Eersteklas onroerend goed
Op de begane grond en de lagere luifels van het regenwoud bruist het van de dieren in het wild. De toepasselijk genaamde slingerapen hebben zich aangepast om op de top van het bladerdak te leven, waar ze weinig concurrentie om voedsel hebben. De grijpstaart van de slingeraap geeft hem de mogelijkheid om sierlijk van boom naar boom te slingeren. Luiaards leven ook in de bomen en brengen de dag het liefst ondersteboven aan takken door. Hun neiging tot langzame beweging getuigt van het gebrek aan roofdieren waarmee ze worden geconfronteerd.
Kieskeurige eters
Sommige dieren in het regenwoud hebben zich aangepast aan een beperkt dieet, zodat ze geen concurrentie om voedsel krijgen. Toekans haken met hun lange, smalle snavels moeilijk bereikbare vruchten vast - ontoegankelijk voor andere gevederde vliegers. Papegaaien hebben ongelooflijk stevige snavels om noten te kraken en verborgen voedsel op te graven. Bladsnijdermieren verzetten zich een dag hard voor een maaltijd. Ze dragen stukjes bladeren 50 keer hun gewicht van hoge takken naar de grond. Ze begraven de bladeren en eten de schimmel die groeit als het plantaardig materiaal uiteenvalt.
Gevaar, Gevaar
Regenwouddieren en insecten gebruiken vaak felle kleuren en opvallende markeringen om roofdieren af te schrikken. Sommige van deze wezens, zoals bepaalde soorten of pijlgifkikkers, zijn eigenlijk gevaarlijk, maar sommige niet.
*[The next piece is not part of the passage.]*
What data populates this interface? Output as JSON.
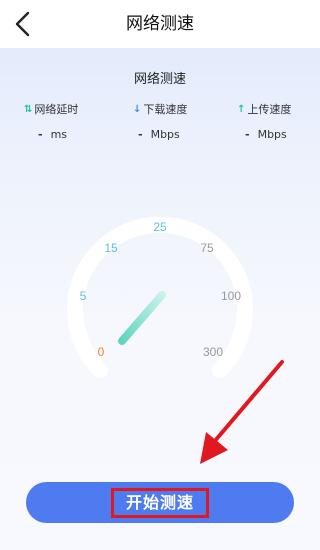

Ze nemen slechts het uiterlijk van gevaarlijke dieren aan. Sommige soorten pijlkikkers zijn bijvoorbeeld helemaal niet giftig; ze pasten zich aan om de giftige aard van hun familieleden na te bootsen. Een ander voorbeeld is de volkomen goedaardige kreeftenmot, waarvan de larve op een schorpioen lijkt. Motten zijn niet gevaarlijk, maar velen hebben markeringen op de vleugels die op ogen lijken, en die zijn meestal voldoende om ze veilig te houden.
Grootte en gestalte
Grote dieren, zoals leeuwen en olifanten, leven niet voor niets op de vlakten. Grootte is geen voordeel in het regenwoud waar een dichte onderlaag beweging moeilijk maakt. Jaguars zijn de grootste katten in het regenwoud, maar ze worden zelden meer dan zes voet lang en wegen meer dan 200 pond. Het kleine formaat en de gedrongen bouw geven ze de snelheid en kracht die ze nodig hebben om op kleine prooien te jagen die in bomen leven. Slangen daarentegen kunnen in het regenwoud groter worden dan elders vanwege hun vermogen om over de grond en door bomen te glijden. Met een lengte van 20 tot 30 voet en een gewicht van meer dan 500 pond, zijn anaconda's 's werelds grootste slangen.
Wezens van de nacht
Als de zon ondergaat, gaan sommige dieren naar bed. Anderen - waaronder de vleermuisvleermuis, de luipaardkat en de vliegende kikker van Wallace - hebben heldere ogen en zijn op zoek naar een maaltijd. De aanpassing aan nachtelijke jacht geeft nachtdieren het voordeel van verminderde concurrentie om voedsel. 'S Nachts zijn er geen vogels die strijden om het fruit en de bloesems die het dieet vormen voor vleermuizen of de insecten die vliegende kikkers prefereren. Luipaardkatten eten hagedissen, insecten, amfibieën en andere kleine dieren - inclusief vliegende vossen en vliegende kikkers, als ze die kunnen vangen. Veel van de dieren die het dieet vormen voor deze katachtige roofdieren van 10 pond zijn ook 's nachts actief.